Perform one step of the time integration for a single state.

Arguments:

• u: The state vector, shape (C, ..., N,).

Returns:

• u_next: The state vector after one step, shape (C, ..., N,).

Tip

Use this call method together with exponax.rollout to efficiently produce temporal trajectories.

Info

For batched operation, use jax.vmap on this function.
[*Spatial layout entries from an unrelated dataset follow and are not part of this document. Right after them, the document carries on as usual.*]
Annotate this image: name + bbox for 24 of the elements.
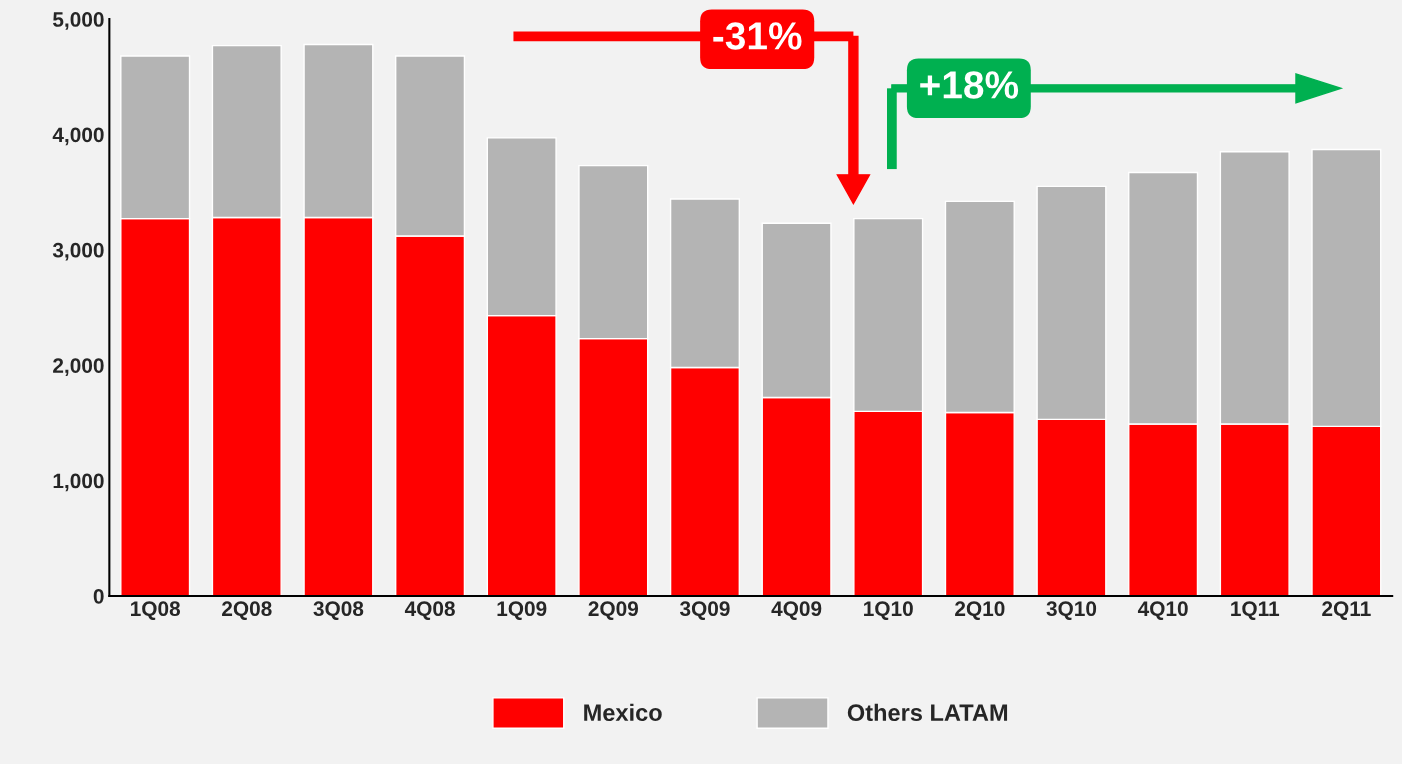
x-tick-label: 1Q10: [864, 601, 913, 620]
y-tick-label: 1,000: [53, 473, 104, 492]
x-tick-label: 2Q08: [222, 601, 272, 620]
y-tick-label: 3,000: [52, 242, 104, 261]
x-tick-label: 3Q08: [313, 601, 364, 620]
x-tick-label: 4Q08: [404, 601, 455, 620]
x-tick-label: 4Q10: [1137, 601, 1188, 620]
y-tick-label: 0: [93, 588, 104, 604]
annotation: -31%: [713, 22, 802, 50]
legend-label: Others LATAM: [847, 703, 1008, 722]
x-tick-label: 1Q08: [131, 601, 181, 620]
y-tick-label: 2,000: [53, 358, 104, 376]
x-tick-label: 1Q09: [497, 601, 547, 620]
legend-label: Mexico: [584, 703, 662, 722]
x-tick-label: 4Q09: [771, 601, 822, 620]
y-tick-label: 4,000: [52, 127, 104, 146]
annotation: +18%: [920, 71, 1019, 99]
x-tick-label: 2Q09: [588, 601, 639, 620]
x-tick-label: 2Q10: [955, 601, 1005, 620]
x-tick-label: 3Q10: [1046, 601, 1097, 620]
x-tick-label: 1Q11: [1231, 601, 1280, 620]
x-tick-label: 3Q09: [679, 601, 730, 620]
x-tick-label: 2Q11: [1322, 601, 1371, 620]
y-tick-label: 5,000: [53, 12, 104, 30]
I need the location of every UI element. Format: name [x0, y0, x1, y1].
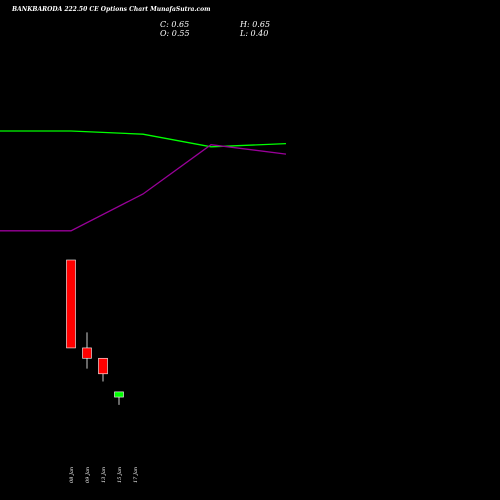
candle-body-3 [98, 357, 108, 375]
candle-body-2 [82, 347, 92, 359]
close-value: C: 0.65 [160, 20, 190, 29]
series-line-1 [0, 130, 287, 148]
open-value: O: 0.55 [160, 29, 190, 38]
x-tick-label: 08 Jan [69, 467, 75, 483]
high-value: H: 0.65 [240, 20, 271, 29]
series-line-2 [0, 144, 287, 232]
x-tick-label: 15 Jan [117, 467, 123, 483]
chart-title: BANKBARODA 222.50 CE Options Chart Munaf… [12, 6, 211, 13]
candle-body-1 [66, 259, 76, 349]
low-value: L: 0.40 [240, 29, 269, 38]
x-tick-label: 13 Jan [101, 467, 107, 483]
x-tick-label: 09 Jan [85, 467, 91, 483]
x-tick-label: 17 Jan [133, 467, 139, 483]
candle-body-4 [114, 391, 124, 398]
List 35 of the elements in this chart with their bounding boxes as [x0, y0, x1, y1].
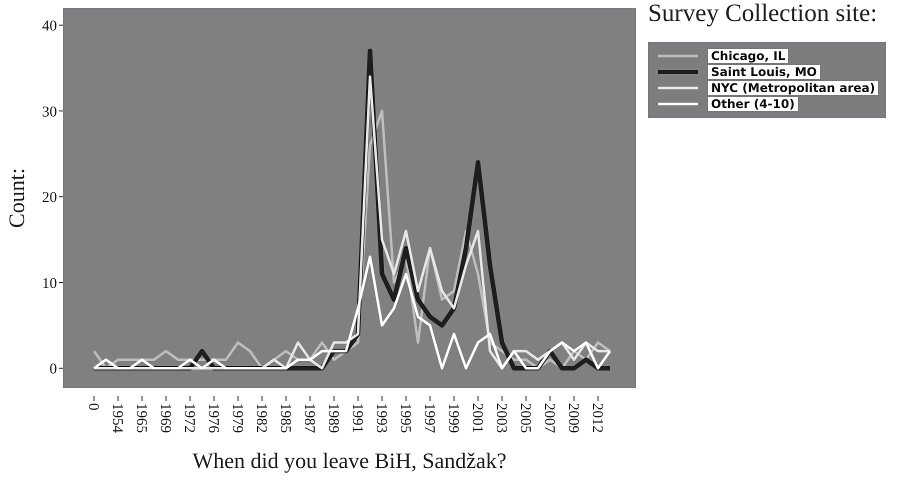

Source code in exponax/_base_stepper.py

def __call__(
    self,
    u: Float[Array, "C ... N"],
) -> Float[Array, "C ... N"]:
    """
    Perform one step of the time integration for a single state.

    **Arguments:**

    - `u`: The state vector, shape `(C, ..., N,)`.

    **Returns:**

    - `u_next`: The state vector after one step, shape `(C, ..., N,)`.

    !!! tip
        Use this call method together with `exponax.rollout` to efficiently
        produce temporal trajectories.

    !!! info
        For batched operation, use `jax.vmap` on this function.
    """
    expected_shape = (self.num_channels,) + spatial_shape(
        self.num_spatial_dims, self.num_points
    )
    if u.shape != expected_shape:
        raise ValueError(
            f"Expected shape {expected_shape}, got {u.shape}. For batched operation use `jax.vmap` on this function."
        )
    return self.step(u)